Stefan Schmidt (BÜNDNIS 90/DIE GRÜNEN):

Sehr geehrter Herr Präsident! Meine sehr geehrten Kolleginnen und Kollegen! Monatelang zittern und bangen die Kommunen jetzt schon, ob eine Grundsteuerreform bis Ende des Jahres zustande kommt. Ich zitiere den Kämmerer von Braunschweig, der – genauso wie viele andere in den letzten Wochen und Monaten – gesagt hat:

Das wäre verheerend, denn wie sollten wir einen solchen Ausfall kompensieren? Für viele Kommunen würde das den Bankrott bedeuten ...

Ja, genau so ist es.

Deshalb ist es wichtig – wir Grüne wissen das –, dass wir endlich bei der Grundsteuer vorankommen.
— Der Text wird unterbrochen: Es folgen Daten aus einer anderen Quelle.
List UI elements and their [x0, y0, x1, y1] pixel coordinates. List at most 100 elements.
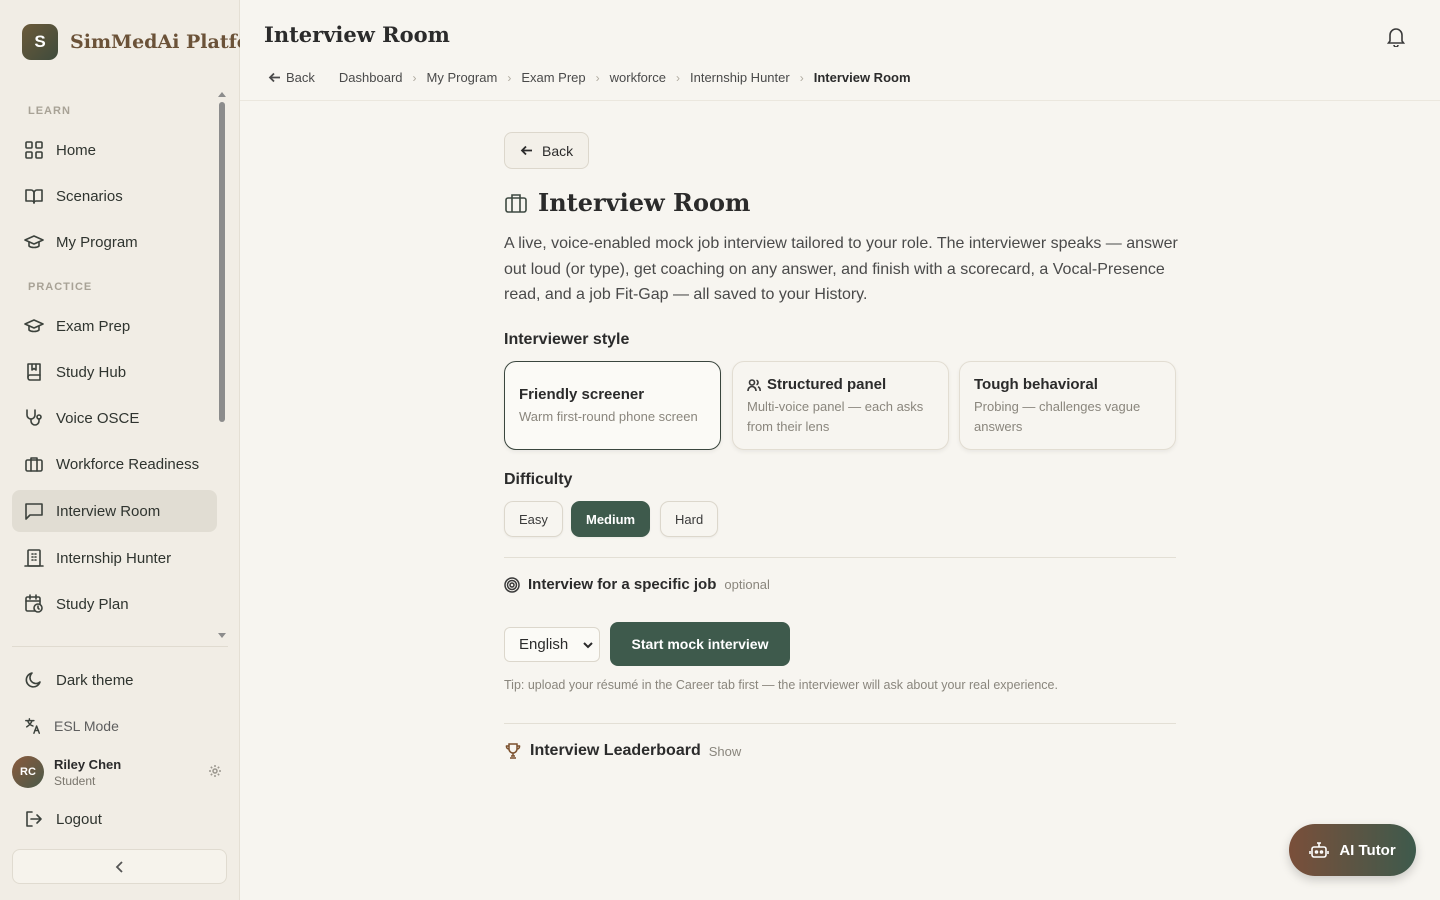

Die Kommunen sind auf die 14,8 Milliarden Euro angewiesen. Es geht um die Daseinsvorsorge vor Ort. Es geht darum, wie wichtig uns gut ausgestattete Schulen, lebendige Kitas, Schwimmbäder, die erhalten bleiben und geöffnet sind, örtliche Parks oder auch ein gut funktionierender Nahverkehr vor Ort sind. Es geht um nichts Geringeres als um die Lebensqualität in Deutschland, die vor Ort sichergestellt wird. Deshalb bin ich erleichtert, dass nun endlich ein Gesetzentwurf auf dem Tisch liegt. Endlich kann die parlamentarische Beratung hier beginnen.

(Beifall beim BÜNDNIS 90/DIE GRÜNEN)

Uns Grünen ist wichtig, dass die Grundsteuer gerecht ausgestaltet wird. Das bedeutet, dass Werte besteuert werden müssen und dass auch Gebäude die Höhe der Steuer mitbestimmen müssen. Eine Villa im Zentrum kann doch nicht genauso bewertet werden wie das Austragsstüberl auf dem Dorf.

(Beifall beim BÜNDNIS 90/DIE GRÜNEN)

Hier geht der Gesetzentwurf in die richtige Richtung. Dafür haben wir Grünen uns mithilfe unserer Finanzministerinnen in den Ländern starkgemacht und eingebracht.

(Beifall beim BÜNDNIS 90/DIE GRÜNEN)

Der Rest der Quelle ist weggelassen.